Um bando de invertidos, mulheres que vestem azul e homens que vestem rosa, tentando confundir a formação cristã das nossas crianças.

Cavalão continuou avermelhando, quase se erguendo do chão: -Estão pensando o quê?

Podem juntar emissoras de TV, de rádio, jornais lotados de comunistas, sermões de padres de passeata, tudo, que não serão páreo para os heróis das nossas redes digitais.

Esses sim, são os guardiões da verdade.

O entusiasmo de Cavalão fez os homens nus se levantarem e o aplaudirem em delírio, compondo uma inusitada cena pornô-chic, de inapagável memória.

Recompostos e protegendo as diversificadas partes pudendas, os homens nus voltaram a se sentar.

Ok.

Então, o que fazer para evitar o fracasso da Festa da Margarida?

Cavalão chamou Cascavel e deu a ordem: “Liga para o Galego e chama o Macaco para traduzir”.

Nem na sétima tentativa o Galego atendeu.
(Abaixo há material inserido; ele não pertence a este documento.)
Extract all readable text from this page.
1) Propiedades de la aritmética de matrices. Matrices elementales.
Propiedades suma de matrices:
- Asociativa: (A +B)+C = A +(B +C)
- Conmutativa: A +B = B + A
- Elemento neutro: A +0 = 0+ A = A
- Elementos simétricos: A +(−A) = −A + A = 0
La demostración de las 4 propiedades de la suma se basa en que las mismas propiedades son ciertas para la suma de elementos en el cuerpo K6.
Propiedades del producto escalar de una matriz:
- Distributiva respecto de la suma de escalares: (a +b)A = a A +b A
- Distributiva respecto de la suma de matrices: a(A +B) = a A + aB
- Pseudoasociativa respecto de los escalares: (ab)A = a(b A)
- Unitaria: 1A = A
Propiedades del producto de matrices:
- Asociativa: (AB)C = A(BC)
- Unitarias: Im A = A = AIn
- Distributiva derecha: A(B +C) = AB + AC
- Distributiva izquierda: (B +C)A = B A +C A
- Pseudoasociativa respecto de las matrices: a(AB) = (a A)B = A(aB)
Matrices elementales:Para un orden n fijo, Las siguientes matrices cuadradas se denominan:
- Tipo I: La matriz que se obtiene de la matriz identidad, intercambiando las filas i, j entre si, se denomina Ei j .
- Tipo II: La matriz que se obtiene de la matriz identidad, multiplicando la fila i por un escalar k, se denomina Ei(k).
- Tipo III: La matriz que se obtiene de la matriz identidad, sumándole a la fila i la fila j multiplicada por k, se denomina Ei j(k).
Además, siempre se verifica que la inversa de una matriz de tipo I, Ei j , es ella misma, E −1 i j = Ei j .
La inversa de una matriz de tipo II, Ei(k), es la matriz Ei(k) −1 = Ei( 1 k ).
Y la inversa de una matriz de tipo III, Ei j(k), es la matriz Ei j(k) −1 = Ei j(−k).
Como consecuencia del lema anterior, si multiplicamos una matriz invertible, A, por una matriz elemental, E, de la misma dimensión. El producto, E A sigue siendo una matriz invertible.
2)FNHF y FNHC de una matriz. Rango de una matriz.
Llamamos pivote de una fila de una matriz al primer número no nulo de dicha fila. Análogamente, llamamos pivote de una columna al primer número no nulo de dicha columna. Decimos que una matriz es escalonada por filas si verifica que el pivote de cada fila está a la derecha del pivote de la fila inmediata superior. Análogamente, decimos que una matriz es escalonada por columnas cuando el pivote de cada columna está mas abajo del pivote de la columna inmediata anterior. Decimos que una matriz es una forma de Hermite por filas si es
Esperta, a Galinha cochichou no ouvido do Pato: “O Galego é vivo.

Já concluiu que o Cavalão está fora do jogo.

Agora é cada um por si”.

Frustrado, o líder dos homens nus encerrou a cimeira, sem antes alertar vigorosamente: “Tudo o que foi tratado aqui é sigiloso.

Quem falar alguma coisa lá fora vai ser procurado pelo pessoal da Sibéria”.

Dito isso, Cavalão se ergueu, no que foi acompanhado pelos outros homens nus.

Estendeu então o seu braço direito, na saudação nazista, e com os olhos lacrimejantes entoou a Internacional, o hino mais famoso dos revolucionários russos.

Quando todos saíram, o garçom começou a recolher xícaras e copos.

Sorrindo, testou o equipamento escondido na gravata borboleta.

Estava tudo gravado, em alto e bom som.

Amanhã, Cavalão iria implodir de tanto relinchar.